Entering the holiday season is always exciting in schools! Decorations are hung, concerts are performed, Christmas plays become the norm, and student anticipation of days off and family time infuse the classroom environment. This can make daily life a real challenge for teachers as they try to continue inspiring students by presenting curriculum that will keep students focused on the skills they need to learn. Patience, creativity and resilience will be called upon to keep everyone working hard as we approach the Christmas season. To provide support, many of our activities are implemented to provide engaging, hands-on and experiential learning to meet the needs of students during this season. This aligns with the professional development we have offered to faculty to make their classrooms and the learning experience more meaningful for our students.
Thanksgiving was a time when we saw heart-warming focus on gratitude and giving thanks for all we have in our lives. All three Nardin schools spent time having students express their gratitude and thanks through preparation of meals to share with our community, collections of food items to deliver to the poor, liturgical and ecumenical services, songs, prayers and posted thoughts of gratitude in our hallways.

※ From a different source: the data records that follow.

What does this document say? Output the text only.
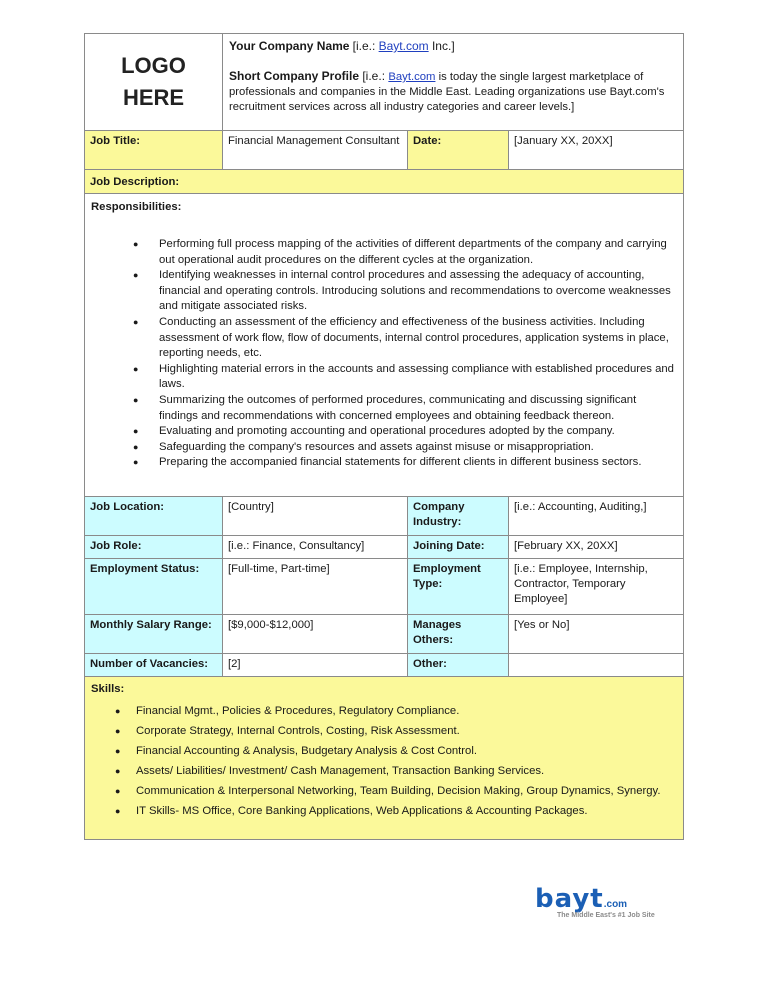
LOGO
HERE
Your Company Name [i.e.: Bayt.com Inc.]
Short Company Profile [i.e.: Bayt.com is today the single largest marketplace of professionals and companies in the Middle East. Leading organizations use Bayt.com's recruitment services across all industry categories and career levels.]
Job Title:	Financial Management Consultant	Date:	[January XX, 20XX]
Job Description:
Responsibilities:
● Performing full process mapping of the activities of different departments of the company and carrying out operational audit procedures on the different cycles at the organization.
● Identifying weaknesses in internal control procedures and assessing the adequacy of accounting, financial and operating controls. Introducing solutions and recommendations to overcome weaknesses and mitigate associated risks.
● Conducting an assessment of the efficiency and effectiveness of the business activities. Including assessment of work flow, flow of documents, internal control procedures, application systems in place, reporting needs, etc.
● Highlighting material errors in the accounts and assessing compliance with established procedures and laws.
● Summarizing the outcomes of performed procedures, communicating and discussing significant findings and recommendations with concerned employees and obtaining feedback thereon.
● Evaluating and promoting accounting and operational procedures adopted by the company.
● Safeguarding the company's resources and assets against misuse or misappropriation.
● Preparing the accompanied financial statements for different clients in different business sectors.
Job Location:	[Country]	Company Industry:
[i.e.: Accounting, Auditing,]
Job Role:	[i.e.: Finance, Consultancy]	Joining Date:	[February XX, 20XX]
Employment Status:	[Full-time, Part-time]	Employment Type:
[i.e.: Employee, Internship, Contractor, Temporary Employee]
Monthly Salary Range:	[$9,000-$12,000]	Manages Others:
[Yes or No]
Number of Vacancies:	[2]	Other:
Skills:
● Financial Mgmt., Policies & Procedures, Regulatory Compliance.
● Corporate Strategy, Internal Controls, Costing, Risk Assessment.
● Financial Accounting & Analysis, Budgetary Analysis & Cost Control.
● Assets/ Liabilities/ Investment/ Cash Management, Transaction Banking Services.
● Communication & Interpersonal Networking, Team Building, Decision Making, Group Dynamics, Synergy.
● IT Skills- MS Office, Core Banking Applications, Web Applications & Accounting Packages.
bayt.com
The Middle East's #1 Job Site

It was inspiring for everyone at school to see the humility and compassion of our students. Personally, I love the fact that Thanksgiving does not revolve around gifts, but instead time with family and friends.
As the Advent season approaches, we find ourselves busy as can be with academics, shopping, wrapping, etc. In trying to balance all this activity, students can find themselves overwhelmed and not focused on what they need to do to keep their studies on track. Author Julianne O’Connor put it best when she wrote, “It’s not about presents but it is about your presence. Therein lies the spirit of the holiday season.” How beautiful that thought is! As we move deeper into December and approach this holy season, I look forward to observing our youngest students’ enthusiasm for holiday singing, our school-wide outreach to children in need with gifts and coats, and a kindness of spirit that permeates the buildings and hallways. Our students learn that it only “takes a minute” to do good for others and in return ‘good’ will come back to us in unmeasurable ways.
So, join me in doing as author Janice Maeditere says, “Christmas is not as much about opening our presents as opening our hearts.” With open hearts, let us “take a minute” to really celebrate the season as we should. God bless us, everyone.